El cumpleaños de mi marido fue el 1 de enero. Tenía 51 años. Me encanta hacer pasteles y tenía muchas ganas de hacer algo diferente. Pensé en un pastel vasco, no algo demasiado sexy pero sí bonito. Comencé horneando un pastel de 9 ″ x 13 ″ pero solo horneé la mitad ya que él solo quería un pastel pequeño, así que decidí cortar el pastel por la mitad y emparedar los dos juntos. También horneé un par de cupcakes para las tetas.

Cuando el bizcocho estuvo frío los emparejé con mermelada y crema de mantequilla y antes de cubrir el bizcocho con crema de mantequilla corté algo de forma en el bizcocho dando forma a la cintura. Luego di forma a los cup cakes y los coloqué en el pastel donde iban a ir las tetas. Luego cubrí todo el pastel con crema de mantequilla y lo coloqué en el congelador para que se enfriara.
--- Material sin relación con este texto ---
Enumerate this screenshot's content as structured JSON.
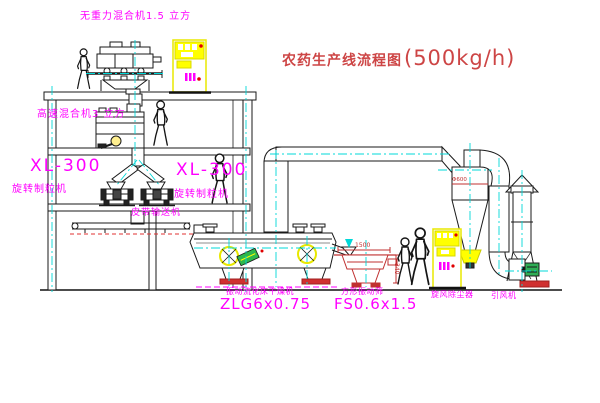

Mientras tanto, coloreé un poco de glaseado de color carne y un poco de azul brillante para los vascos. El pastel ahora estaba listo para congelarse. Comencé con el color de la carne, coloreé la mitad superior del pastel y sobre las tetas con esto y alisé el glaseado. Extendí el glaseado azul y cuando fue lo suficientemente grande como para cubrir el pastel, coloqué un tapete de gofrado que compré en línea sobre el glaseado y lo pasé suavemente con un rodillo para hacer el patrón. Coloqué esto suavemente sobre el pastel asegurándome de no estropear el patrón y cortar el exceso de glaseado. Luego utilicé una herramienta de engarzado para hacer el cableado inferior y el deshuesado en el vasco y luego presioné al azar pequeñas perlas comestibles blancas en el patrón.

Para el volante a lo largo de la parte superior utilicé glaseado de flores blancas y un volante de buhardilla y usé un palillo de cóctel para hacer el volante más delgado y fruncí suavemente esto a lo largo del borde superior del vasco uniéndolo con un poco de agua. Luego extendí un poco de glaseado blanco y coloqué una tira larga para ordenar el borde. Todo lo que tenía que hacer ahora era poner hielo en el cordón y colocar algunas bolas comestibles azules en el cordón para decorarlo.

Cubrí el tablero con un poco de glaseado blanco y luego escribí un mensaje en el tablero. El pastel ya estaba terminado. Le encantó y yo estaba muy orgulloso de mí mismo por hacerlo.